Comment by soganess
5 hours ago
Can someone tell me what I am missing here?
This seems to suffer from a finite-size effect. Wolfram's machines have a tiny state space (s ≤ 4, k ≤ 3). For some class of NP problems, this will be insufficient to encode complex algorithms and is low dimensional enough that it is unlikely to be able to encode hard instances ("worst case") of the problem class. The solution space simply cannot support them.
In this regime, hard problem classes only have easy solutions, think random k-SAT below the satisfiability threshold, where algorithms like FIX (Coja-Oghlan) approximate the decision problem in polynomial time. In random k-SAT, the "hardness" cannot emerge away from the phase transition and by analogy (watch my hand wave in the wind so free) I can imagine that they would not exist at small scales. Almost like the opposite of the overlap gap property.
Wolfram's implicit counter-claim seems to be that the density of irreducibility among small machines approximates the density in the infinite limit (...or something? Via his "Principle of Computational Equivalence"), but I'm not following that argument. I am sure someone has brought this up to him! I just don't understand his response. Is there some way of characterizing / capturing the complexity floor of a given problem (For an NP-hard Problem P the reduced space needs to be at least as big as S to, WHP, describe a few hard instances)?
The cynic is me says those interesting but ultimately barren long-form articles are just content marketing for Mathematica software.
I think you have it wrong.
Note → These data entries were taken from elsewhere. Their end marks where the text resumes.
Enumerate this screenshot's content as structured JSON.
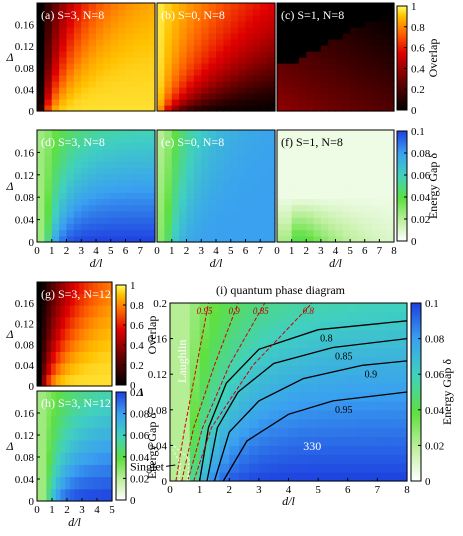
{
  "chart_data": {
    "type": "heatmap",
    "colorbars": {
      "overlap": {
        "title": "Overlap",
        "ticks": [
          "1",
          "0.8",
          "0.6",
          "0.4",
          "0.2",
          "0"
        ]
      },
      "gap": {
        "title": "Energy Gap δ",
        "ticks": [
          "0.1",
          "0.08",
          "0.06",
          "0.04",
          "0.02",
          "0"
        ]
      }
    },
    "y_ticks_top": [
      "0.16",
      "0.12",
      "0.08",
      "0.04",
      "0"
    ],
    "y_ticks_small": [
      "0.16",
      "0.12",
      "0.08",
      "0.04",
      "0"
    ],
    "y_ticks_diagram": [
      "0.2",
      "0.16",
      "0.12",
      "0.08",
      "0.04",
      "0"
    ],
    "x_ticks_8": [
      "0",
      "1",
      "2",
      "3",
      "4",
      "5",
      "6",
      "7",
      "8"
    ],
    "x_ticks_7": [
      "0",
      "1",
      "2",
      "3",
      "4",
      "5",
      "6",
      "7"
    ],
    "x_ticks_5": [
      "0",
      "1",
      "2",
      "3",
      "4",
      "5"
    ],
    "xlabel": "d/l",
    "ylabel": "Δ",
    "panels": [
      {
        "label": "(a) S=3, N=8",
        "quantity": "overlap",
        "ny": 18,
        "kind": "overlap_330",
        "xlim": [
          0,
          8
        ],
        "ylim": [
          0,
          0.2
        ]
      },
      {
        "label": "(b) S=0, N=8",
        "quantity": "overlap",
        "ny": 18,
        "kind": "overlap_laughlin",
        "xlim": [
          0,
          8
        ],
        "ylim": [
          0,
          0.2
        ]
      },
      {
        "label": "(c) S=1, N=8",
        "quantity": "overlap",
        "ny": 18,
        "kind": "overlap_s1",
        "xlim": [
          0,
          8
        ],
        "ylim": [
          0,
          0.2
        ]
      },
      {
        "label": "(d) S=3, N=8",
        "quantity": "gap",
        "ny": 18,
        "kind": "gap_330",
        "xlim": [
          0,
          8
        ],
        "ylim": [
          0,
          0.2
        ]
      },
      {
        "label": "(e) S=0, N=8",
        "quantity": "gap",
        "ny": 18,
        "kind": "gap_laughlin",
        "xlim": [
          0,
          8
        ],
        "ylim": [
          0,
          0.2
        ]
      },
      {
        "label": "(f) S=1, N=8",
        "quantity": "gap",
        "ny": 18,
        "kind": "gap_s1",
        "xlim": [
          0,
          8
        ],
        "ylim": [
          0,
          0.2
        ]
      },
      {
        "label": "(g) S=3, N=12",
        "quantity": "overlap",
        "ny": 9,
        "kind": "overlap_330",
        "xlim": [
          0,
          5
        ],
        "ylim": [
          0,
          0.2
        ]
      },
      {
        "label": "(h) S=3, N=12",
        "quantity": "gap",
        "ny": 9,
        "kind": "gap_330",
        "xlim": [
          0,
          5
        ],
        "ylim": [
          0,
          0.2
        ]
      }
    ],
    "phase_diagram": {
      "title": "(i) quantum phase diagram",
      "xlim": [
        0,
        8
      ],
      "ylim": [
        0,
        0.2
      ],
      "regions": [
        "Laughlin",
        "330",
        "Singlet"
      ],
      "contours_330": [
        {
          "label": "0.8",
          "points": [
            [
              1.0,
              0.0
            ],
            [
              1.3,
              0.06
            ],
            [
              1.9,
              0.11
            ],
            [
              3.0,
              0.148
            ],
            [
              5.0,
              0.17
            ],
            [
              8.0,
              0.18
            ]
          ]
        },
        {
          "label": "0.85",
          "points": [
            [
              1.25,
              0.0
            ],
            [
              1.6,
              0.06
            ],
            [
              2.3,
              0.1
            ],
            [
              3.5,
              0.132
            ],
            [
              5.5,
              0.15
            ],
            [
              8.0,
              0.16
            ]
          ]
        },
        {
          "label": "0.9",
          "points": [
            [
              1.5,
              0.0
            ],
            [
              2.0,
              0.055
            ],
            [
              3.0,
              0.09
            ],
            [
              4.5,
              0.115
            ],
            [
              6.5,
              0.13
            ],
            [
              8.0,
              0.135
            ]
          ]
        },
        {
          "label": "0.95",
          "points": [
            [
              1.8,
              0.0
            ],
            [
              2.6,
              0.045
            ],
            [
              4.0,
              0.075
            ],
            [
              5.5,
              0.09
            ],
            [
              8.0,
              0.1
            ]
          ]
        }
      ],
      "contours_laughlin": [
        {
          "label": "0.95",
          "points": [
            [
              0.2,
              0.0
            ],
            [
              0.5,
              0.06
            ],
            [
              0.9,
              0.13
            ],
            [
              1.3,
              0.2
            ]
          ]
        },
        {
          "label": "0.9",
          "points": [
            [
              0.4,
              0.0
            ],
            [
              0.8,
              0.06
            ],
            [
              1.5,
              0.13
            ],
            [
              2.3,
              0.2
            ]
          ]
        },
        {
          "label": "0.85",
          "points": [
            [
              0.6,
              0.0
            ],
            [
              1.1,
              0.06
            ],
            [
              2.0,
              0.13
            ],
            [
              3.2,
              0.2
            ]
          ]
        },
        {
          "label": "0.8",
          "points": [
            [
              0.8,
              0.0
            ],
            [
              1.4,
              0.06
            ],
            [
              2.8,
              0.13
            ],
            [
              4.8,
              0.2
            ]
          ]
        }
      ],
      "singlet_contours": [
        {
          "points": [
            [
              0.3,
              0.0
            ],
            [
              0.35,
              0.02
            ],
            [
              0.1,
              0.035
            ]
          ]
        },
        {
          "points": [
            [
              0.6,
              0.0
            ],
            [
              0.65,
              0.025
            ],
            [
              0.1,
              0.04
            ]
          ]
        }
      ]
    }
  }
}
Wolfram's claim is that for a wide array of small (s,k) (including s <= 4, k <= 3), there's complex behavior and a profusion of (provably?) Turing machine equivalent (TME) machines. At the end of the article, Wolfram talks about awarding a prize in 2007 for a proof that (s=2,k=3) was TME.
The `s` stands for states and `k` for colors, without talking at all about tape length. One way to say "principle of computational equivalence" is that "if it looks complex, it probably is". That is, TME is the norm, rather than the exception.
If true, this probably means that you can make up for the clunky computation power of small (s,k) by conditioning large swathes of input tape to overcome the limitation. That is, you have unfettered access to the input tape and, with just a sprinkle of TME, you can eeke out computation by fiddling with the input tape to get the (s,k) machine to run how you want.
So, if finite sized scaling effects were actually in effect, it would only work in Wolfram's favor. If there's a profusion of small TME (s,k), one would probably expect computation to only get easier as (s,k) increases.
I think you also have the random k-SAT business wrong. There's this idea that "complexity happens at the edge of chaos" and I think this is pretty much clearly wrong.
Random k-SAT is, from what I understand, effectively almost surely polynomial time solveable. Below the critical threshold, it's easy to determine in the negative if the instance is unsolvable (I'm not sure if DPLL works, but I think something does?). Above the threshold, when it's almost surely solveable, I think something as simple as walksat will work. Near, or even "at", the threshold, my understanding is that something like survey propagation effectively solves this [0].
k-SAT is a little clunky to work in, so you might take issue with my take on it being solveable but if you take something like Hamiltonian cycle on (Erdos-Renyi) random graphs, the Hamiltonian cycle has a phase transition, just like k-SAT (and a host of other NP-Complete problems) but does have a provably an almost sure polynomial time algorithm to determine Hamiltonicity, even at the critical threshold [1].
There's some recent work with trying to choose "random" k-SAT instances with different distributions, and I think that's more hopeful at being able to find difficult random instances, but I'm not sure there's actually been a lot of work in that area [2].
[0] https://arxiv.org/abs/cs/0212002
[1] https://www.math.cmu.edu/~af1p/Texfiles/AFFHCIRG.pdf
[2] https://arxiv.org/abs/1706.08431